Fermi studied beta decay intensively. The mass of any nucleus was approximately the sum of the masses of the protons and neutrons it contained. The simplest manifestation of beta decay is the decay of a free neutron into an electron, a proton, and an antineutrino. Fermi thought only of a neutrino, until French physicist Louis de Broglie introduced the term antiparticle in 1934, after which Fermi developed a theory of beta decay that included the antineutrino. Fermi considered the above reaction to be the prototype of weak interactions. Fermi described the wide energy variations of the beta particle (electron) and developed a theory to compensate for such variations. Fermi stated that at a single point in space-time, the quantum-mechanical wave function of the neutron is transformed into that of the proton, and that the wave function of the incoming neutrino (which is equivalent to the outgoing antineutrino we actually see) is transformed into that of the electron. Fermi described the reaction as four fermions reacting at a single point. In beta decay, the electron emitted is not an orbital electron, but is created within the nucleus itself.
Fermi also postulated the existence of a fourth force in nature which regulates this decay, the weak nuclear force. It was not until 1956 that the existence of the neutrino was confirmed, and Fermi's theory verified. The weak force theory included the possible energy levels of the expelled electron and also explained the range of weak force (less than 10-18 meters) and the fact that the fastest beta decays take on the average of about a hundredth of a second, slow compared with the typical time scale of processes caused by the strong nuclear force, which is about a millionth of a second.

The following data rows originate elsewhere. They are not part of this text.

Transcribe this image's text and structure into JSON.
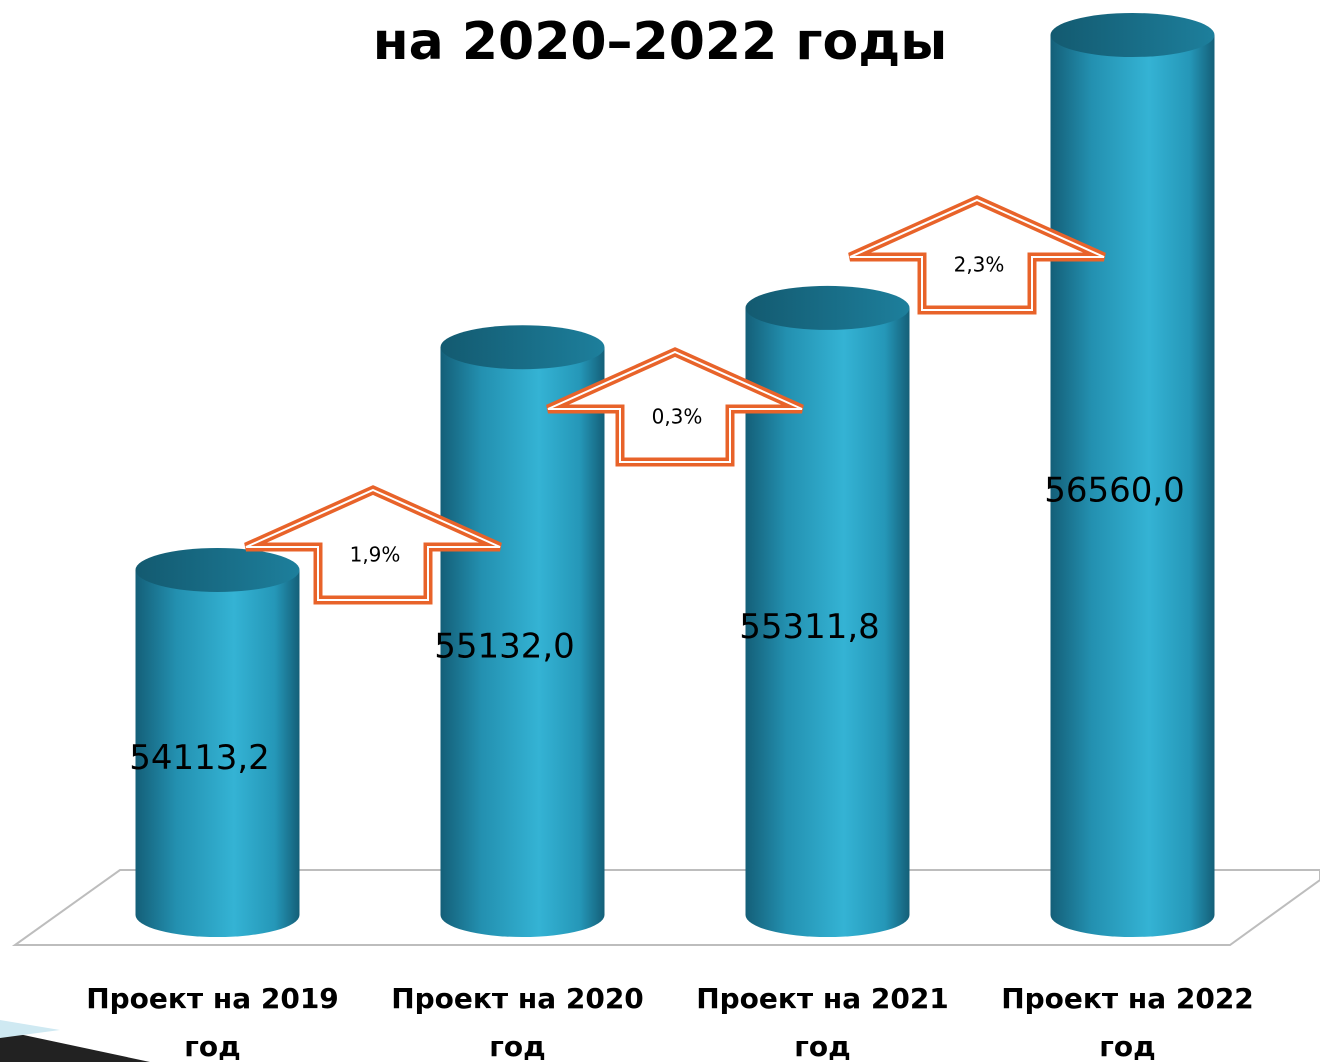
{
  "chart_data": {
    "type": "bar",
    "title": "на 2020–2022 годы",
    "categories": [
      "Проект на 2019 год",
      "Проект на 2020 год",
      "Проект на 2021 год",
      "Проект на 2022 год"
    ],
    "values": [
      54113.2,
      55132.0,
      55311.8,
      56560.0
    ],
    "value_labels": [
      "54113,2",
      "55132,0",
      "55311,8",
      "56560,0"
    ],
    "color": "#2aa5c6",
    "annotations": [
      "1,9%",
      "0,3%",
      "2,3%"
    ],
    "ylim": [
      52535,
      56560
    ]
  }
}
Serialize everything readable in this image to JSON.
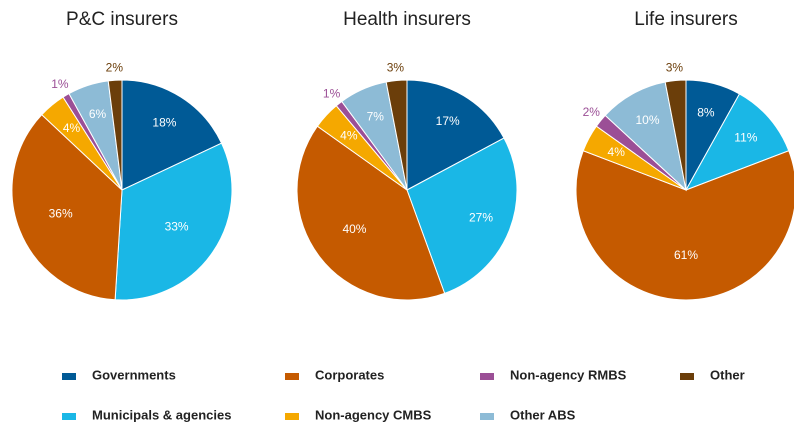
{
  "chart_data": [
    {
      "type": "pie",
      "title": "P&C insurers",
      "categories": [
        "Governments",
        "Municipals & agencies",
        "Corporates",
        "Non-agency CMBS",
        "Non-agency RMBS",
        "Other ABS",
        "Other"
      ],
      "values": [
        18,
        33,
        36,
        4,
        1,
        6,
        2
      ],
      "value_labels": [
        "18%",
        "33%",
        "36%",
        "4%",
        "1%",
        "6%",
        "2%"
      ],
      "colors": [
        "#005a96",
        "#1ab7e6",
        "#c55a00",
        "#f5a800",
        "#9b4f96",
        "#8dbbd6",
        "#6b3e0a"
      ]
    },
    {
      "type": "pie",
      "title": "Health insurers",
      "categories": [
        "Governments",
        "Municipals & agencies",
        "Corporates",
        "Non-agency CMBS",
        "Non-agency RMBS",
        "Other ABS",
        "Other"
      ],
      "values": [
        17,
        27,
        40,
        4,
        1,
        7,
        3
      ],
      "value_labels": [
        "17%",
        "27%",
        "40%",
        "4%",
        "1%",
        "7%",
        "3%"
      ],
      "colors": [
        "#005a96",
        "#1ab7e6",
        "#c55a00",
        "#f5a800",
        "#9b4f96",
        "#8dbbd6",
        "#6b3e0a"
      ]
    },
    {
      "type": "pie",
      "title": "Life insurers",
      "categories": [
        "Governments",
        "Municipals & agencies",
        "Corporates",
        "Non-agency CMBS",
        "Non-agency RMBS",
        "Other ABS",
        "Other"
      ],
      "values": [
        8,
        11,
        61,
        4,
        2,
        10,
        3
      ],
      "value_labels": [
        "8%",
        "11%",
        "61%",
        "4%",
        "2%",
        "10%",
        "3%"
      ],
      "colors": [
        "#005a96",
        "#1ab7e6",
        "#c55a00",
        "#f5a800",
        "#9b4f96",
        "#8dbbd6",
        "#6b3e0a"
      ]
    }
  ]
}
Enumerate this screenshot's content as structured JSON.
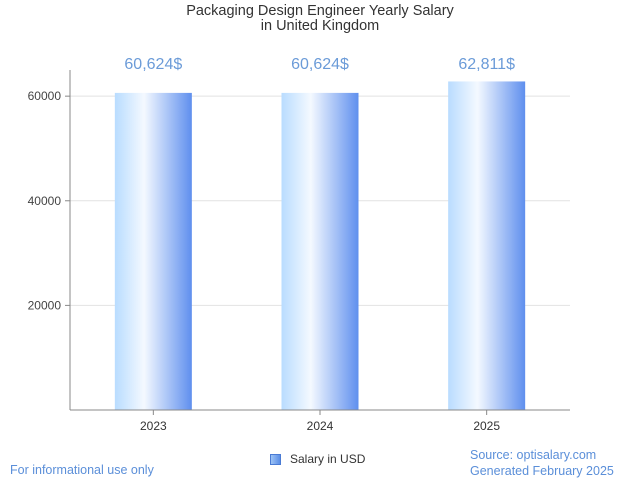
{
  "chart_data": {
    "type": "bar",
    "title": [
      "Packaging Design Engineer Yearly Salary",
      "in United Kingdom"
    ],
    "categories": [
      "2023",
      "2024",
      "2025"
    ],
    "series": [
      {
        "name": "Salary in USD",
        "values": [
          60624,
          60624,
          62811
        ]
      }
    ],
    "data_labels": [
      "60,624$",
      "60,624$",
      "62,811$"
    ],
    "yticks": [
      20000,
      40000,
      60000
    ],
    "ylim": [
      0,
      65000
    ],
    "grid": true,
    "legend_position": "bottom"
  },
  "colors": {
    "bar_light": "#f4f9ff",
    "bar_mid": "#b9dcff",
    "bar_dark": "#5f8fee",
    "label": "#6b9bd8"
  },
  "footer": {
    "disclaimer": "For informational use only",
    "source": "Source: optisalary.com",
    "generated": "Generated February 2025"
  }
}
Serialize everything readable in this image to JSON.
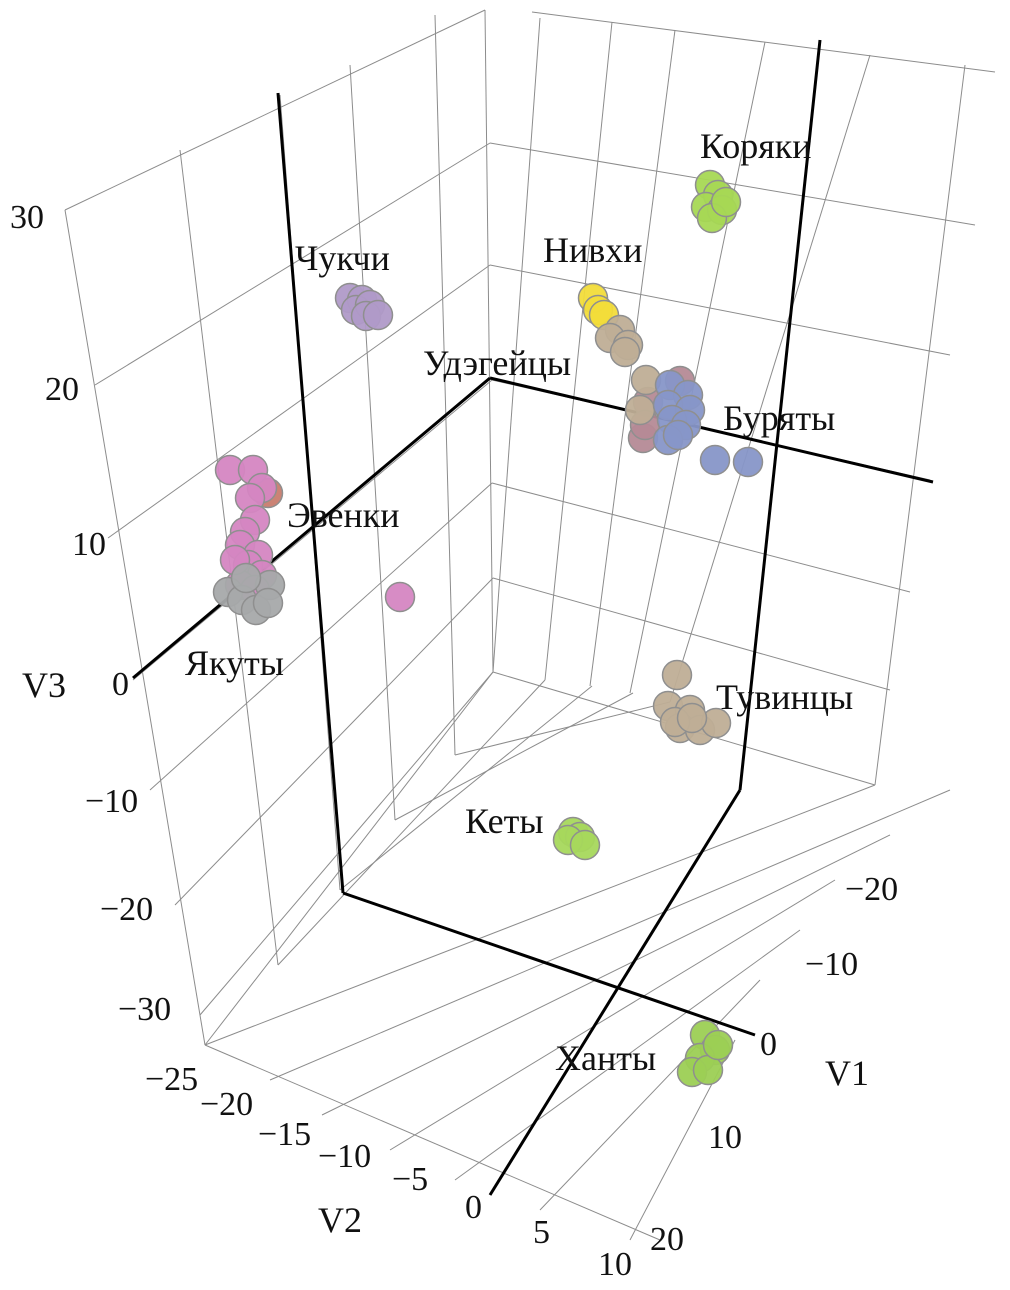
{
  "chart_data": {
    "type": "scatter",
    "dimensions": 3,
    "title": "",
    "axes": {
      "x": {
        "label": "V1",
        "ticks": [
          "−20",
          "−10",
          "0",
          "10",
          "20"
        ]
      },
      "y": {
        "label": "V2",
        "ticks": [
          "−25",
          "−20",
          "−15",
          "−10",
          "−5",
          "0",
          "5",
          "10"
        ]
      },
      "z": {
        "label": "V3",
        "ticks": [
          "30",
          "20",
          "10",
          "0",
          "−10",
          "−20",
          "−30"
        ]
      }
    },
    "grid": true,
    "clusters": [
      {
        "label": "Коряки",
        "color": "#a6d854",
        "n": 6
      },
      {
        "label": "Чукчи",
        "color": "#b09ac8",
        "n": 6
      },
      {
        "label": "Нивхи",
        "color": "#f2dc3a",
        "n": 3
      },
      {
        "label": "Удэгейцы",
        "color": "#bfae96",
        "n": 6
      },
      {
        "label": "Буряты",
        "color": "#8796c8",
        "n": 10
      },
      {
        "label": "Эвенки",
        "color": "#d586c2",
        "n": 14
      },
      {
        "label": "Якуты",
        "color": "#a6a9aa",
        "n": 6
      },
      {
        "label": "Тувинцы",
        "color": "#bfae96",
        "n": 8
      },
      {
        "label": "Кеты",
        "color": "#a6d85c",
        "n": 4
      },
      {
        "label": "Ханты",
        "color": "#9ccf54",
        "n": 6
      }
    ],
    "extra_colors": {
      "mauve": "#b58a96",
      "rust": "#c87c6e"
    }
  }
}
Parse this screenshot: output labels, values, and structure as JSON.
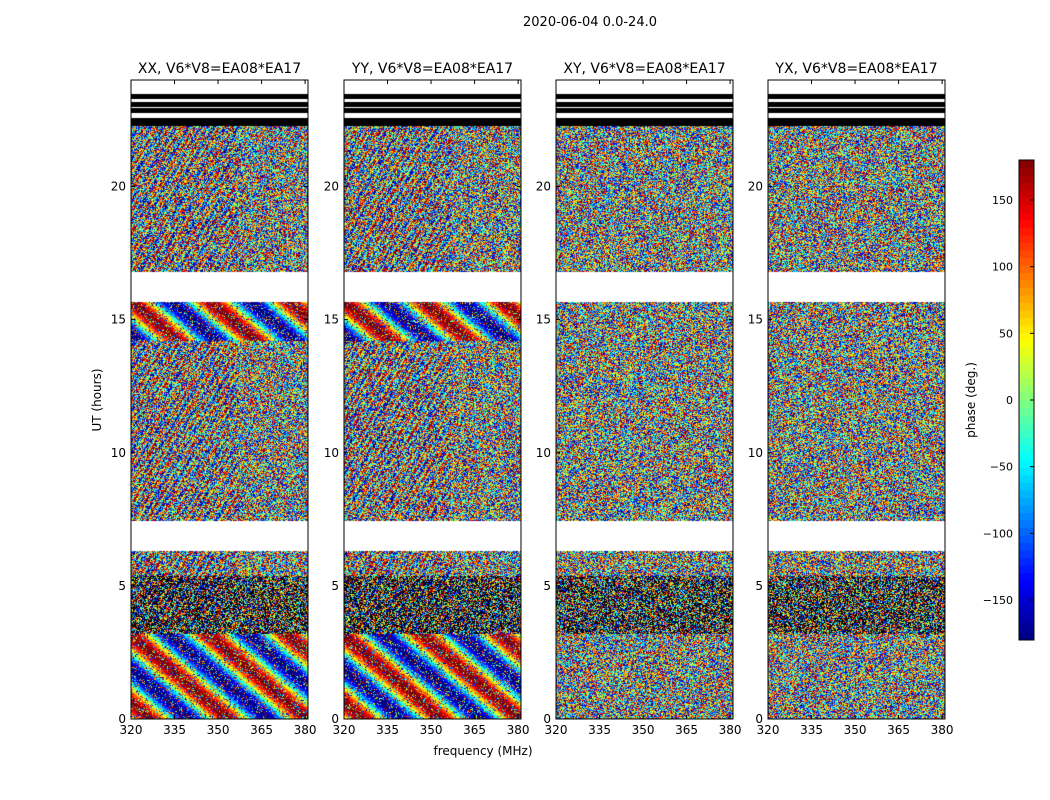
{
  "figure_title": "2020-06-04 0.0-24.0",
  "chart_data": [
    {
      "type": "heatmap",
      "title": "XX, V6*V8=EA08*EA17",
      "xlabel": "frequency (MHz)",
      "ylabel": "UT (hours)",
      "xlim": [
        320,
        381
      ],
      "ylim": [
        0,
        24
      ],
      "xticks": [
        320,
        335,
        350,
        365,
        380
      ],
      "yticks": [
        0,
        5,
        10,
        15,
        20
      ],
      "value": "phase (deg.)",
      "value_range": [
        -180,
        180
      ]
    },
    {
      "type": "heatmap",
      "title": "YY, V6*V8=EA08*EA17",
      "xlabel": "frequency (MHz)",
      "ylabel": "UT (hours)",
      "xlim": [
        320,
        381
      ],
      "ylim": [
        0,
        24
      ],
      "xticks": [
        320,
        335,
        350,
        365,
        380
      ],
      "yticks": [
        0,
        5,
        10,
        15,
        20
      ],
      "value": "phase (deg.)",
      "value_range": [
        -180,
        180
      ]
    },
    {
      "type": "heatmap",
      "title": "XY, V6*V8=EA08*EA17",
      "xlabel": "frequency (MHz)",
      "ylabel": "UT (hours)",
      "xlim": [
        320,
        381
      ],
      "ylim": [
        0,
        24
      ],
      "xticks": [
        320,
        335,
        350,
        365,
        380
      ],
      "yticks": [
        0,
        5,
        10,
        15,
        20
      ],
      "value": "phase (deg.)",
      "value_range": [
        -180,
        180
      ]
    },
    {
      "type": "heatmap",
      "title": "YX, V6*V8=EA08*EA17",
      "xlabel": "frequency (MHz)",
      "ylabel": "UT (hours)",
      "xlim": [
        320,
        381
      ],
      "ylim": [
        0,
        24
      ],
      "xticks": [
        320,
        335,
        350,
        365,
        380
      ],
      "yticks": [
        0,
        5,
        10,
        15,
        20
      ],
      "value": "phase (deg.)",
      "value_range": [
        -180,
        180
      ]
    }
  ],
  "colorbar": {
    "label": "phase (deg.)",
    "range": [
      -180,
      180
    ],
    "ticks": [
      150,
      100,
      50,
      0,
      -50,
      -100,
      -150
    ],
    "tick_labels": [
      "150",
      "100",
      "50",
      "0",
      "−50",
      "−100",
      "−150"
    ],
    "colormap": "jet"
  },
  "shared_xlabel": "frequency (MHz)",
  "shared_ylabel": "UT (hours)"
}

There were problems with Fermi's theory. Chief among these was how the weak force depends on the relative orientation of the spins of the participating particles, and why the weak force reaction seemed to violate the conservation of charge conjugative (C) symmetry and parity (P) symmetry. These problems have been solved with models using the properties of three observed boson particles that transmit the weak nuclear force, namely, the W+ , W- , and Z°. The weak force is responsible for beta decay and for interaction of the neutrino with matter.